Loretta Saunders, the Inuk university student writing her thesis on missing and murdered aboriginal women, was killed on the same day native women delivered a petition to Parliament, signed by more than 23,000 Canadians, demanding a national inquiry into the issue.
That connection haunts Cheryl Maloney, a native leader in Nova Scotia – and it has also compelled her to act.
Ms. Maloney, the president of the Nova Scotia Native Women’s Association, is organizing a vigil on Parliament Hill at noon on March 5 to honour Ms. Saunders and other missing and murdered indigenous women. Delilah Saunders-Terriak, Ms. Saunders’s younger sister, has also called out for vigils to be organized across the country this month – and is receiving offers of help.
Ms. Maloney has no clue as to how many people will show up, or how the vigil on Parliament Hill will be structured. She simply believes “something big has to be done.”
So far, repeated demands for an inquiry – including as recently as Friday – have fallen on deaf ears. But Ms. Maloney hopes that Ms. Saunders’s story and her quest to shine a light on the issue that captivated so many Nova Scotians will do the same across the country.
“She broke the stereotype of what people can accept as missing and murdered aboriginal women,” said Ms. Maloney. “It’s easy for people to say ‘okay, they were on drugs. It’s okay, they were a sex trade worker.’ That’s not the whole story of who is going missing and murdered.”
Ms. Saunders was a 26-year-old Saint Mary’s University student, studying criminology. She had dreams of becoming a lawyer and hoped to return to her Labrador community as a role model.
What struck Ms. Maloney about the support for Ms. Saunders’s family as they searched for nearly two weeks was that it was strong, immediate and not along ideological lines. “People genuinely cared. People were kind. I don’t think Canadians take the same position Stephen Harper has of indifference to the issue of aboriginal women going missing …,” she said.

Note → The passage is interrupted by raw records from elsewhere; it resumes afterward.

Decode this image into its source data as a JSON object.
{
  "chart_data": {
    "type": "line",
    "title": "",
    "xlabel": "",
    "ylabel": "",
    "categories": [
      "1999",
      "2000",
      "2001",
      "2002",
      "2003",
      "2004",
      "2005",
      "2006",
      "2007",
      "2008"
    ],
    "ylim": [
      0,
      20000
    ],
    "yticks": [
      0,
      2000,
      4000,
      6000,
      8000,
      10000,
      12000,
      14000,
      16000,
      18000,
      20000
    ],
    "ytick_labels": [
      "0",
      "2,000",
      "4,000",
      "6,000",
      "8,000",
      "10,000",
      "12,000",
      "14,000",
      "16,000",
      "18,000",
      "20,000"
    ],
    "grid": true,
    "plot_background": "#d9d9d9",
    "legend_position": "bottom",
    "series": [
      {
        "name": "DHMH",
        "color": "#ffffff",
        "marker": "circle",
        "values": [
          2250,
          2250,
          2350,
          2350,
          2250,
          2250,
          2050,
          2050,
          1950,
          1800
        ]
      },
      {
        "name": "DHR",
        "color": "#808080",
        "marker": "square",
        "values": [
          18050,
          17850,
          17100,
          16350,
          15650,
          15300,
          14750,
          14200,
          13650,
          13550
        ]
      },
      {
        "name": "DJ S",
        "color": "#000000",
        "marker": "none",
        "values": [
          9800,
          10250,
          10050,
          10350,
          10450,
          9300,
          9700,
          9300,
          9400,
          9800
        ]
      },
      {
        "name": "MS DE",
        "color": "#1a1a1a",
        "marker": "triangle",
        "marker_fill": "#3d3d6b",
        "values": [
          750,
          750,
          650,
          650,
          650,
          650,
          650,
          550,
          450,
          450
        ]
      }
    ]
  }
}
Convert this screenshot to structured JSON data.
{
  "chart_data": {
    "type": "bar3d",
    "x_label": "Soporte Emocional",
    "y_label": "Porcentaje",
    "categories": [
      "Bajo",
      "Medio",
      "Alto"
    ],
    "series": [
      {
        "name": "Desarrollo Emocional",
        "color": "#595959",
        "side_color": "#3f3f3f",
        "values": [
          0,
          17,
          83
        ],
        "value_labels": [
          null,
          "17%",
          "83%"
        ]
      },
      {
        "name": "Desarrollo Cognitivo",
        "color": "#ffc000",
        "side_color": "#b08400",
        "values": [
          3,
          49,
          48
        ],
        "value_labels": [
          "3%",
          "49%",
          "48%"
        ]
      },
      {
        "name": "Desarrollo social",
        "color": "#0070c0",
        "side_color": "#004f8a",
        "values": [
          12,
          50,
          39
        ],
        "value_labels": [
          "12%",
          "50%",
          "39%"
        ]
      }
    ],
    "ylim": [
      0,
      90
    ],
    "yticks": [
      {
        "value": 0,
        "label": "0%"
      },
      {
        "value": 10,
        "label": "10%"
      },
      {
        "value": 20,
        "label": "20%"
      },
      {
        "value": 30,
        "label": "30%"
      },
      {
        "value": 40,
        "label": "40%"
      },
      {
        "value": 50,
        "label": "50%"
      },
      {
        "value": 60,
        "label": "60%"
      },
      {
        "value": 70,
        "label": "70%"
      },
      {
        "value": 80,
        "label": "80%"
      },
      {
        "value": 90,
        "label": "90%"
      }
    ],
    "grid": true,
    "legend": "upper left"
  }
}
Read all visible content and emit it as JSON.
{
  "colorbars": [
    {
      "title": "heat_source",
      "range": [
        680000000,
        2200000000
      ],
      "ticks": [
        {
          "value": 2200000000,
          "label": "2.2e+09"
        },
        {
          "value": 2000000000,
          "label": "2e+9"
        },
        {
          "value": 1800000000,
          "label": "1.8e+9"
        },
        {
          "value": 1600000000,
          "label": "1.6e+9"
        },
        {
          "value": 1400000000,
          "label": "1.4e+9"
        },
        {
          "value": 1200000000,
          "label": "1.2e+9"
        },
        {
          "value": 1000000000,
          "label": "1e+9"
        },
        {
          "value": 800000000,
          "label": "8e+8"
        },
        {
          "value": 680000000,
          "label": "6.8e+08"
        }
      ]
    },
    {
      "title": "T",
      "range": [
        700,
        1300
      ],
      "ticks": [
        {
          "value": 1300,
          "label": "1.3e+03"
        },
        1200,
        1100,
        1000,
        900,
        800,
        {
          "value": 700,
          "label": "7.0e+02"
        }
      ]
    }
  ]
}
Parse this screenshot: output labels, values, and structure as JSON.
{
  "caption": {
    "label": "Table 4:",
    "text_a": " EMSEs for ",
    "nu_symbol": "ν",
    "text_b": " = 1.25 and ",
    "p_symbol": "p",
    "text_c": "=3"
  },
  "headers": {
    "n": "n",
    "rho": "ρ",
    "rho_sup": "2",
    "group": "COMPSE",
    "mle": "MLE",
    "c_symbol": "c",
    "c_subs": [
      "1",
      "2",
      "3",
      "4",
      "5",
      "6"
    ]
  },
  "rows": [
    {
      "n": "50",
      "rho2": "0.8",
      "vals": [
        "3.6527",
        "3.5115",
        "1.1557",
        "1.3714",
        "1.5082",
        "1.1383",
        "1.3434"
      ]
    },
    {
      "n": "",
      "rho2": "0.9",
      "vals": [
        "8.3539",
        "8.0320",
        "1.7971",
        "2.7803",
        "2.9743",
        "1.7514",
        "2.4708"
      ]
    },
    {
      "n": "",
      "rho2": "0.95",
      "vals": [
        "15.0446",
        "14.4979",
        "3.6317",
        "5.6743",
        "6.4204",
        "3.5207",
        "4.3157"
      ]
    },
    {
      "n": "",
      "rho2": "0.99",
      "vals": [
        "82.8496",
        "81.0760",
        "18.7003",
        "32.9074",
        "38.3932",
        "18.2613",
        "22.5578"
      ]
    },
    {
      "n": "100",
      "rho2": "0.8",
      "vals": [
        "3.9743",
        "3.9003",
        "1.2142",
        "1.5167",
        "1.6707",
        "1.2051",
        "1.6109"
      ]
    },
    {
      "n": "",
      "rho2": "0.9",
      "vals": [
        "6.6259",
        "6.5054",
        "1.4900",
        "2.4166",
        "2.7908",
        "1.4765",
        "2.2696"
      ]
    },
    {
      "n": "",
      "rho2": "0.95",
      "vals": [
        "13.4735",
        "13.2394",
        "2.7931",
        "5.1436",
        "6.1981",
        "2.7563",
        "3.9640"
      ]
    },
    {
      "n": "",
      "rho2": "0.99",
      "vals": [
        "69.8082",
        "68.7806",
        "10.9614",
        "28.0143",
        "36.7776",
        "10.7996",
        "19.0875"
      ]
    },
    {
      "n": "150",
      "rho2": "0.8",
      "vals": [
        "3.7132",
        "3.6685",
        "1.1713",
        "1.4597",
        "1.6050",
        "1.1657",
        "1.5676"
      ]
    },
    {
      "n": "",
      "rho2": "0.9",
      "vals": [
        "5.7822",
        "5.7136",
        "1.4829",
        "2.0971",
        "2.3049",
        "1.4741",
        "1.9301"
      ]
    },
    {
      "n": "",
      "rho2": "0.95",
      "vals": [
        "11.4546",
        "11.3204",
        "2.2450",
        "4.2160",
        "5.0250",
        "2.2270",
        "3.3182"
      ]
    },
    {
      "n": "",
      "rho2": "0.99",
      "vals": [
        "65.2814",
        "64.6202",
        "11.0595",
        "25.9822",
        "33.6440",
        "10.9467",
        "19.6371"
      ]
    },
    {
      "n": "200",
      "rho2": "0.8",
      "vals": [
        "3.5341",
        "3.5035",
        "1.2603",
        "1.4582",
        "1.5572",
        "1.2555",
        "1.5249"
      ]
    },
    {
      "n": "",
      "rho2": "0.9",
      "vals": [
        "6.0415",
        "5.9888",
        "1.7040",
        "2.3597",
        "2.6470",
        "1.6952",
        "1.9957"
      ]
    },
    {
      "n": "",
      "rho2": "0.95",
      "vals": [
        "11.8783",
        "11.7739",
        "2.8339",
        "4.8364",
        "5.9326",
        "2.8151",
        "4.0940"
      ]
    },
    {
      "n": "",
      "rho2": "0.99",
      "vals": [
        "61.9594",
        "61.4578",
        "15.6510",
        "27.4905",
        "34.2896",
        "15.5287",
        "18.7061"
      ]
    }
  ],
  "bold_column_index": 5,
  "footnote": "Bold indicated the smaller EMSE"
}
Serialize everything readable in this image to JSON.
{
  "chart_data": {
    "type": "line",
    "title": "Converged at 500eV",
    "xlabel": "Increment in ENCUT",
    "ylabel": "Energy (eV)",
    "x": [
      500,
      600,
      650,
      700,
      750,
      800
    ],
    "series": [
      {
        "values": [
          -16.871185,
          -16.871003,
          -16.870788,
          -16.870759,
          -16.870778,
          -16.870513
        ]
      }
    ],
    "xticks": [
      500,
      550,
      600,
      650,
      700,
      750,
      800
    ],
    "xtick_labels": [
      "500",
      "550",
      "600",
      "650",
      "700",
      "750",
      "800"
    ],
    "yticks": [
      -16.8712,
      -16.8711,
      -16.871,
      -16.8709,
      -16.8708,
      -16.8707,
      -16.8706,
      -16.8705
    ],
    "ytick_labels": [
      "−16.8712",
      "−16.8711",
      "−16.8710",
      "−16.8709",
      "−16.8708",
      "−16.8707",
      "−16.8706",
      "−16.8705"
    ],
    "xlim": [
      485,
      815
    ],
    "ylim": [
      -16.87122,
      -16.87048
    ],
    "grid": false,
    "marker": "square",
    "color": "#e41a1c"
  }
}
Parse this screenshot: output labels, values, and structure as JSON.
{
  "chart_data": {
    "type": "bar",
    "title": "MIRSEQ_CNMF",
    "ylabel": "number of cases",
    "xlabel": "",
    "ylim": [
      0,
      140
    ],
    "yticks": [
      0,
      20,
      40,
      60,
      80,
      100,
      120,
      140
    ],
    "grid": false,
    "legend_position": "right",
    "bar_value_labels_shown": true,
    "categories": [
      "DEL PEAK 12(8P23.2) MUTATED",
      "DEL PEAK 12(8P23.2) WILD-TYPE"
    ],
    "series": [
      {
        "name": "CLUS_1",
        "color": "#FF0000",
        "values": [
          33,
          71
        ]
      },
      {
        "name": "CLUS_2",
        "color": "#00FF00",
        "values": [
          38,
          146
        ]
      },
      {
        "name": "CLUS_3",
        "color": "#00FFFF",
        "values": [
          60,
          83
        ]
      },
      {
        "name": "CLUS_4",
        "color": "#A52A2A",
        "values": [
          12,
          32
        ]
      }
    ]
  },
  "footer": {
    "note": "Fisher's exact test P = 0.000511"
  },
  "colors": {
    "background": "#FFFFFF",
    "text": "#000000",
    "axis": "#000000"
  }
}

There are reports that at least 800 native women have been murdered or gone missing since 1990. Since September, there have been eight aboriginal women who have been killed, according to the Native Women’s Association of Canada. Ms. Saunders is one of the eight.
“This is about patterns … if you are an indigenous woman and you are five times more likely to be murdered than I am, then there is a pattern,” said NDP Halifax MP Megan Leslie. But what is different with Ms. Saunders’s case, she said, is that “we are paying attention and the collective ‘we’ care about this.”
“People have actually said her death won’t be in vain,” said Ms. Leslie. “What the reason is I don’t know exactly. But I am thankful.”
The Assembly of First Nations, which has repeatedly called for a national inquiry, noted that Ms. Saunders’s death provoked an increased awareness in a larger Canadian audience.
AFN Alberta Regional Chief Cameron Alexis, who speaks on this issue for his organization, is hopeful that it can “turn the balance” politically. “There is a public outcry here and what are we doing about it?” he asked.
Ms. Saunders went missing on Feb. 13. For two weeks, her family, many of whom live in Labrador, were in Halifax searching for her. Last Wednesday, her body was found dumped in a wooded median of the Trans-Canada Highway in New Brunswick.
Two people – Blake Leggette, 25, and his girlfriend, Victoria Henneberry, 28 – who were subletting her apartment for the past month, have been charged with first-degree murder. They were arrested near Windsor, Ont. on Feb. 18 and initially charged with stealing Ms. Saunders’s car.
Police believe Ms. Saunders was killed in her apartment.
Ms. Maloney, meanwhile, hopes Ms. Saunders has started something with her research.
“I think it’s up to Canadians and Canada to step up and finish her thesis and finish this story,” she says.